Optionally group logical experts and pack those groups across nodes.
Replicate hot logical experts by repeatedly assigning extra physical slots to the current largest
weight / replica_count.Pack the resulting physical experts onto GPUs so each GPU receives the same number of experts and similar estimated load.
Return physical-to-logical and logical-to-physical maps, plus the replica count per logical expert.
The core replication step is:
for i in range(num_log, num_phy):
redundant_indices = (weight / logcnt).max(dim=-1).indices
phy2log[:, i] = redundant_indices
rank[:, i] = logcnt[arangen, redundant_indices]
logcnt[arangen, redundant_indices] += 1
The expression weight / logcnt estimates the load each replica would carry. Adding the next
replica to the largest value greedily reduces the highest per-replica pressure.
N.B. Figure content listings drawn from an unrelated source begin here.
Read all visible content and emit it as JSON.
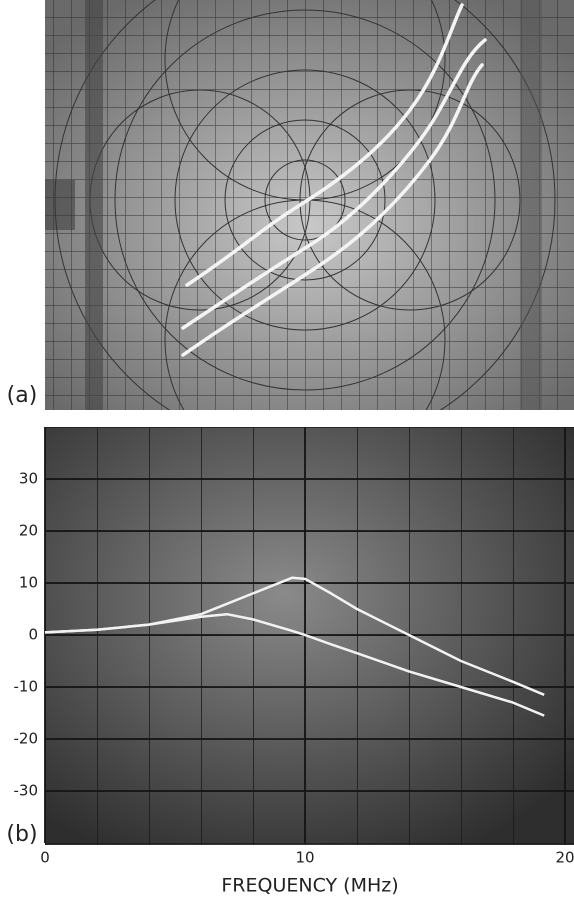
{
  "panel_a": {
    "label": "(a)"
  },
  "chart_data": {
    "type": "line",
    "label": "(b)",
    "x_label": "FREQUENCY (MHz)",
    "x": [
      0,
      2,
      4,
      6,
      7,
      8,
      9.5,
      10,
      11,
      12,
      14,
      16,
      18,
      19.2
    ],
    "series": [
      {
        "color": "#f2f2f2",
        "values": [
          0.5,
          1,
          2,
          4,
          6,
          8,
          11,
          10.8,
          8,
          5,
          0,
          -5,
          -9,
          -11.5
        ]
      },
      {
        "color": "#f2f2f2",
        "values": [
          0.5,
          1,
          2,
          3.5,
          4,
          3,
          0.8,
          0,
          -1.8,
          -3.5,
          -7,
          -10,
          -13,
          -15.5
        ]
      }
    ],
    "xlim": [
      0,
      20
    ],
    "xticks": [
      0,
      10,
      20
    ],
    "ylim": [
      -40,
      40
    ],
    "yticks": [
      30,
      20,
      10,
      0,
      -10,
      -20,
      -30
    ],
    "grid": true
  }
}
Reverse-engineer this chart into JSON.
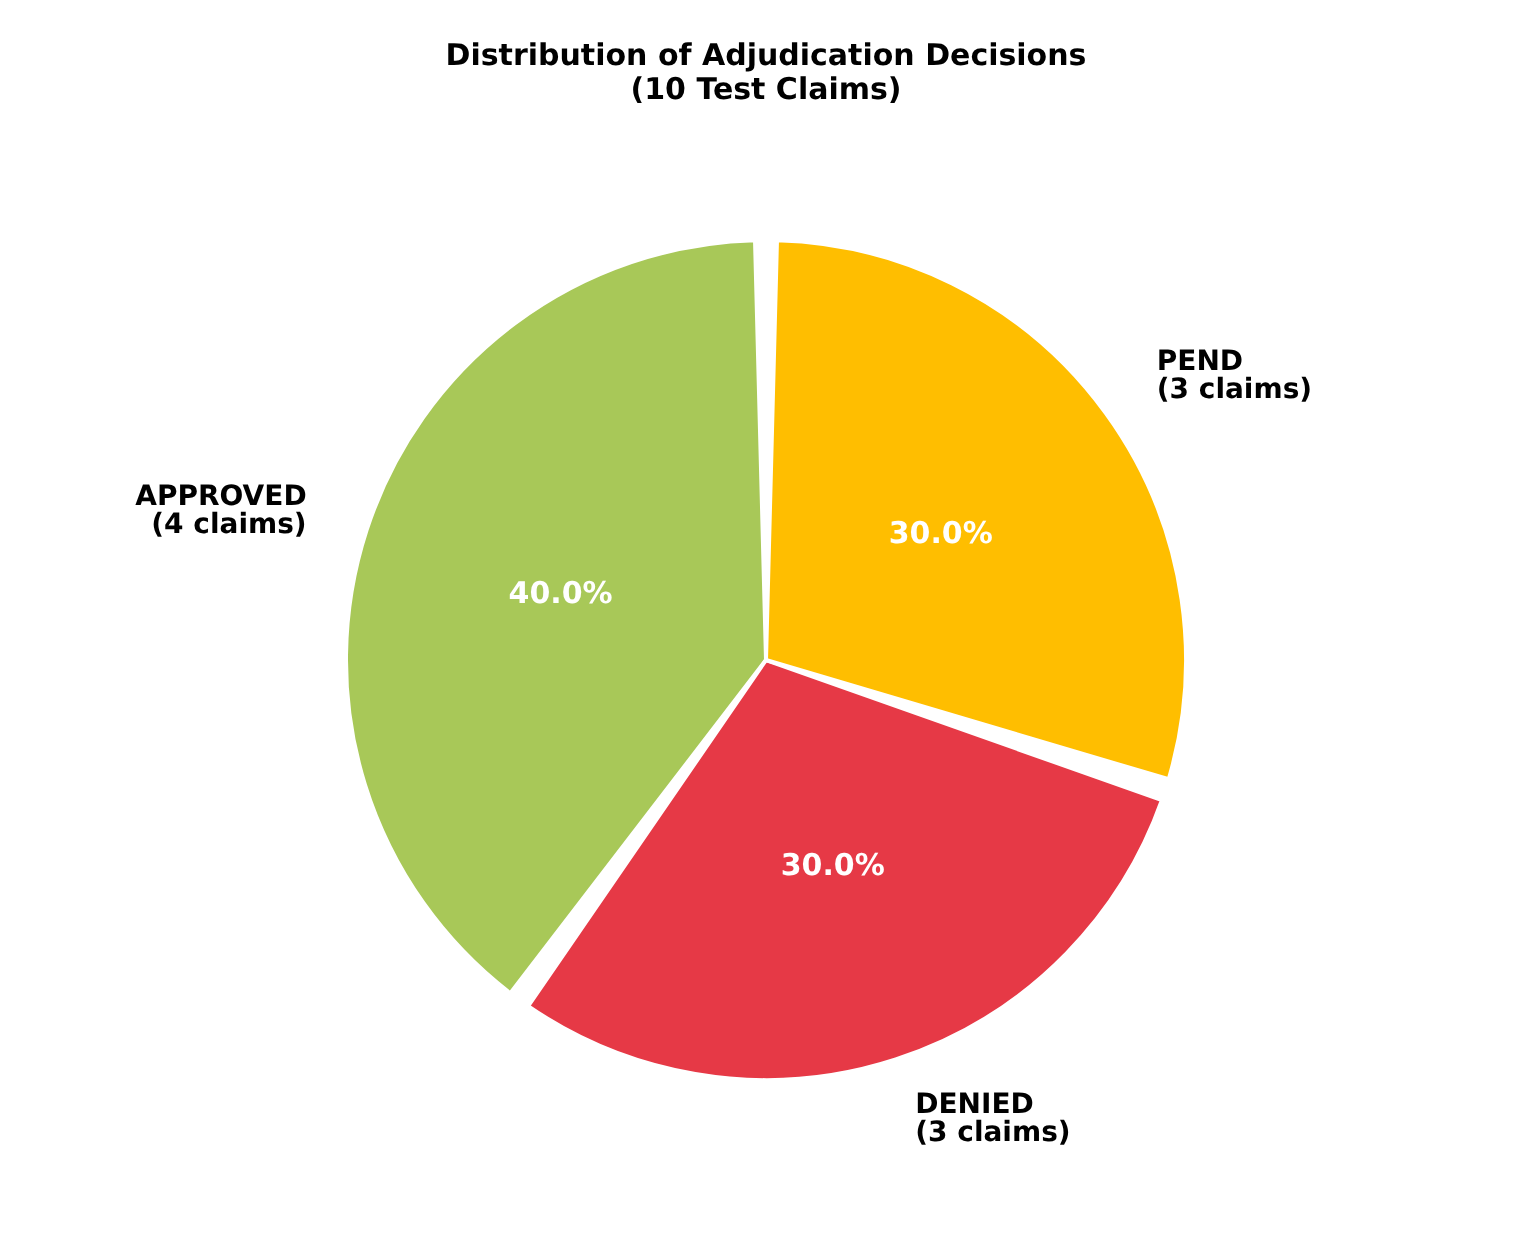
{
  "chart_data": {
    "type": "pie",
    "title": "Distribution of Adjudication Decisions\n(10 Test Claims)",
    "categories": [
      "APPROVED\n(4 claims)",
      "DENIED\n(3 claims)",
      "PEND\n(3 claims)"
    ],
    "values": [
      40.0,
      30.0,
      30.0
    ],
    "colors": [
      "#a8c858",
      "#e63946",
      "#ffbe00"
    ],
    "value_labels": [
      "40.0%",
      "30.0%",
      "30.0%"
    ],
    "legend": false
  }
}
The balanced packing step then sorts objects by weight and repeatedly places the next heaviest object into the least-loaded pack that still has capacity:
for group in indices[i]:
pack = min(
(i for i in range(num_packs) if pack_items[i] < groups_per_pack),
key=pack_weights.__getitem__,
)
pack_index[i, group] = pack
rank_in_pack[i, group] = pack_items[pack]
pack_weights[pack] += weight[i, group]
pack_items[pack] += 1
In competition terms, DeepSeek EPLB is the baseline to beat: a strong submission should improve modeled runtime by lowering PAR enough to justify any additional expert movement.